Diese „kontinuierliche intensive Beziehung“ beispielsweise zum Vater kann ihre heilsame Rolle in der Entwicklung des Kindes dann spielen, wenn sich das Kind sicher sein darf, beide Eltern uneingeschränkt lieben zu dürfen, ohne jeweils den anderen zu kränken, zu enttäuschen oder zu verletzen.
Das geht aber nur, wenn die Mutter die Gefühle und den Kontakt des Kindes zum Vater ausdrücklich bejaht und umgekehrt, denn andernfalls gerät das Kind in einen Loyalitätskonflikt.
Eine mögliche Lösung dieses Dilemmas ist durch die Erwachsenen möglich.
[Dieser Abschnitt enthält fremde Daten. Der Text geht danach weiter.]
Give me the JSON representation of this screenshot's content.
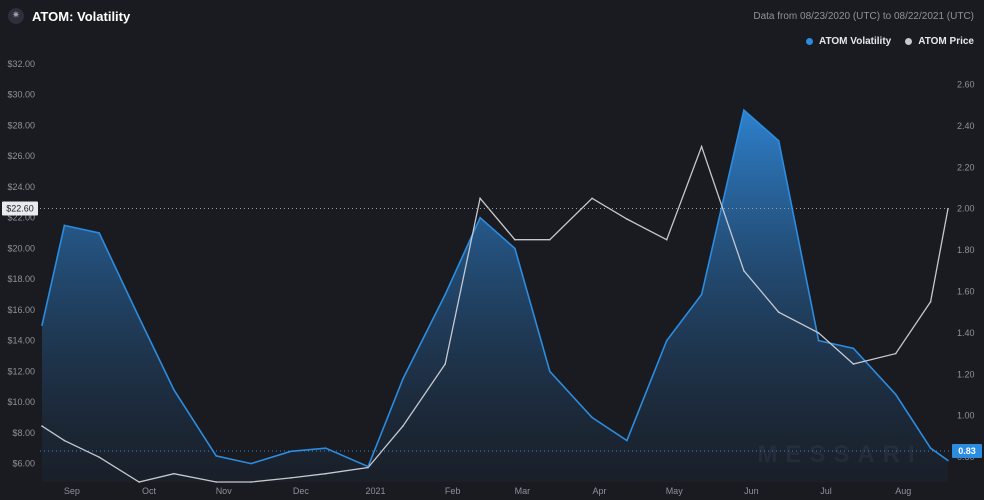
{
  "header": {
    "title": "ATOM: Volatility",
    "range_text": "Data from 08/23/2020 (UTC) to 08/22/2021 (UTC)"
  },
  "watermark": "MESSARI",
  "colors": {
    "background": "#1a1b20",
    "volatility": "#2b8ce0",
    "price": "#c5c8d1"
  },
  "chart_data": {
    "type": "area",
    "title": "ATOM: Volatility",
    "x_labels": [
      "Sep",
      "Oct",
      "Nov",
      "Dec",
      "2021",
      "Feb",
      "Mar",
      "Apr",
      "May",
      "Jun",
      "Jul",
      "Aug"
    ],
    "x": [
      "2020-08-23",
      "2020-09-01",
      "2020-09-15",
      "2020-10-01",
      "2020-10-15",
      "2020-11-01",
      "2020-11-15",
      "2020-12-01",
      "2020-12-15",
      "2021-01-01",
      "2021-01-15",
      "2021-02-01",
      "2021-02-15",
      "2021-03-01",
      "2021-03-15",
      "2021-04-01",
      "2021-04-15",
      "2021-05-01",
      "2021-05-15",
      "2021-06-01",
      "2021-06-15",
      "2021-07-01",
      "2021-07-15",
      "2021-08-01",
      "2021-08-15",
      "2021-08-22"
    ],
    "series": [
      {
        "name": "ATOM Volatility",
        "axis": "left",
        "values": [
          15.0,
          21.5,
          21.0,
          15.5,
          10.8,
          6.5,
          6.0,
          6.8,
          7.0,
          5.8,
          11.5,
          17.0,
          22.0,
          20.0,
          12.0,
          9.0,
          7.5,
          14.0,
          17.0,
          29.0,
          27.0,
          14.0,
          13.5,
          10.5,
          7.0,
          6.2
        ]
      },
      {
        "name": "ATOM Price",
        "axis": "right",
        "values": [
          0.95,
          0.88,
          0.8,
          0.68,
          0.72,
          0.68,
          0.68,
          0.7,
          0.72,
          0.75,
          0.95,
          1.25,
          2.05,
          1.85,
          1.85,
          2.05,
          1.95,
          1.85,
          2.3,
          1.7,
          1.5,
          1.4,
          1.25,
          1.3,
          1.55,
          2.0
        ]
      }
    ],
    "y_left": {
      "ticks": [
        "$6.00",
        "$8.00",
        "$10.00",
        "$12.00",
        "$14.00",
        "$16.00",
        "$18.00",
        "$20.00",
        "$22.00",
        "$24.00",
        "$26.00",
        "$28.00",
        "$30.00",
        "$32.00"
      ],
      "ylim": [
        4.8,
        32.0
      ]
    },
    "y_right": {
      "ticks": [
        "0.80",
        "1.00",
        "1.20",
        "1.40",
        "1.60",
        "1.80",
        "2.00",
        "2.20",
        "2.40",
        "2.60"
      ],
      "ylim": [
        0.68,
        2.66
      ]
    },
    "markers": {
      "left_value": 22.6,
      "left_label": "$22.60",
      "right_value": 0.83,
      "right_label": "0.83"
    },
    "legend": "top-right",
    "grid": false
  }
}
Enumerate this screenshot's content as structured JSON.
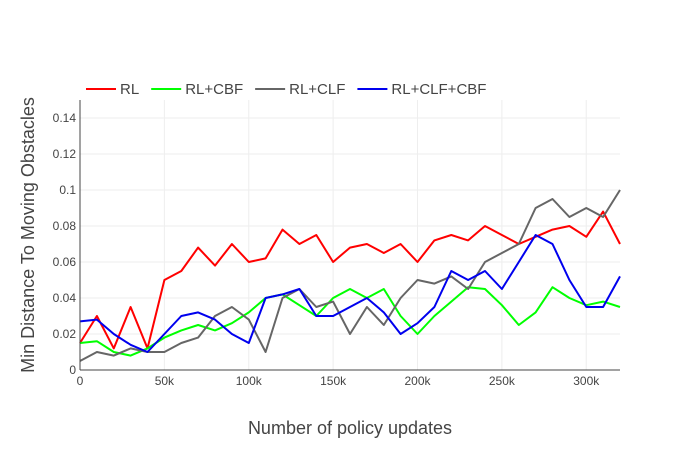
{
  "chart_data": {
    "type": "line",
    "title": "",
    "xlabel": "Number of policy updates",
    "ylabel": "Min Distance To Moving Obstacles",
    "xlim": [
      0,
      320000
    ],
    "ylim": [
      0,
      0.15
    ],
    "x_ticks": [
      0,
      50000,
      100000,
      150000,
      200000,
      250000,
      300000
    ],
    "x_tick_labels": [
      "0",
      "50k",
      "100k",
      "150k",
      "200k",
      "250k",
      "300k"
    ],
    "y_ticks": [
      0,
      0.02,
      0.04,
      0.06,
      0.08,
      0.1,
      0.12,
      0.14
    ],
    "y_tick_labels": [
      "0",
      "0.02",
      "0.04",
      "0.06",
      "0.08",
      "0.1",
      "0.12",
      "0.14"
    ],
    "grid": true,
    "legend_position": "top-left",
    "x": [
      0,
      10000,
      20000,
      30000,
      40000,
      50000,
      60000,
      70000,
      80000,
      90000,
      100000,
      110000,
      120000,
      130000,
      140000,
      150000,
      160000,
      170000,
      180000,
      190000,
      200000,
      210000,
      220000,
      230000,
      240000,
      250000,
      260000,
      270000,
      280000,
      290000,
      300000,
      310000,
      320000
    ],
    "series": [
      {
        "name": "RL",
        "color": "#ff0000",
        "values": [
          0.015,
          0.03,
          0.012,
          0.035,
          0.012,
          0.05,
          0.055,
          0.068,
          0.058,
          0.07,
          0.06,
          0.062,
          0.078,
          0.07,
          0.075,
          0.06,
          0.068,
          0.07,
          0.065,
          0.07,
          0.06,
          0.072,
          0.075,
          0.072,
          0.08,
          0.075,
          0.07,
          0.074,
          0.078,
          0.08,
          0.074,
          0.088,
          0.07
        ]
      },
      {
        "name": "RL+CBF",
        "color": "#00ff00",
        "values": [
          0.015,
          0.016,
          0.01,
          0.008,
          0.012,
          0.018,
          0.022,
          0.025,
          0.022,
          0.026,
          0.032,
          0.04,
          0.042,
          0.036,
          0.03,
          0.04,
          0.045,
          0.04,
          0.045,
          0.03,
          0.02,
          0.03,
          0.038,
          0.046,
          0.045,
          0.036,
          0.025,
          0.032,
          0.046,
          0.04,
          0.036,
          0.038,
          0.035
        ]
      },
      {
        "name": "RL+CLF",
        "color": "#666666",
        "values": [
          0.005,
          0.01,
          0.008,
          0.012,
          0.01,
          0.01,
          0.015,
          0.018,
          0.03,
          0.035,
          0.028,
          0.01,
          0.04,
          0.045,
          0.035,
          0.038,
          0.02,
          0.035,
          0.025,
          0.04,
          0.05,
          0.048,
          0.052,
          0.045,
          0.06,
          0.065,
          0.07,
          0.09,
          0.095,
          0.085,
          0.09,
          0.085,
          0.1
        ]
      },
      {
        "name": "RL+CLF+CBF",
        "color": "#0000ee",
        "values": [
          0.027,
          0.028,
          0.02,
          0.014,
          0.01,
          0.02,
          0.03,
          0.032,
          0.028,
          0.02,
          0.015,
          0.04,
          0.042,
          0.045,
          0.03,
          0.03,
          0.035,
          0.04,
          0.032,
          0.02,
          0.026,
          0.035,
          0.055,
          0.05,
          0.055,
          0.045,
          0.06,
          0.075,
          0.07,
          0.05,
          0.035,
          0.035,
          0.052
        ]
      }
    ]
  }
}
Wenn es irgendwie zu einer Versöhnung oder wenigstens Entspannung der Beziehung zwischen Vater und Mutter kommt. Dafür müssen die Eltern sorgen und sich eventuell durch therapeutische Begleitung Hilfe holen.
Figdor, H. (2012). Patient Scheidungsfamilie. Ein Ratgeber für professionelle Helfer. Psychosozial-Verlag.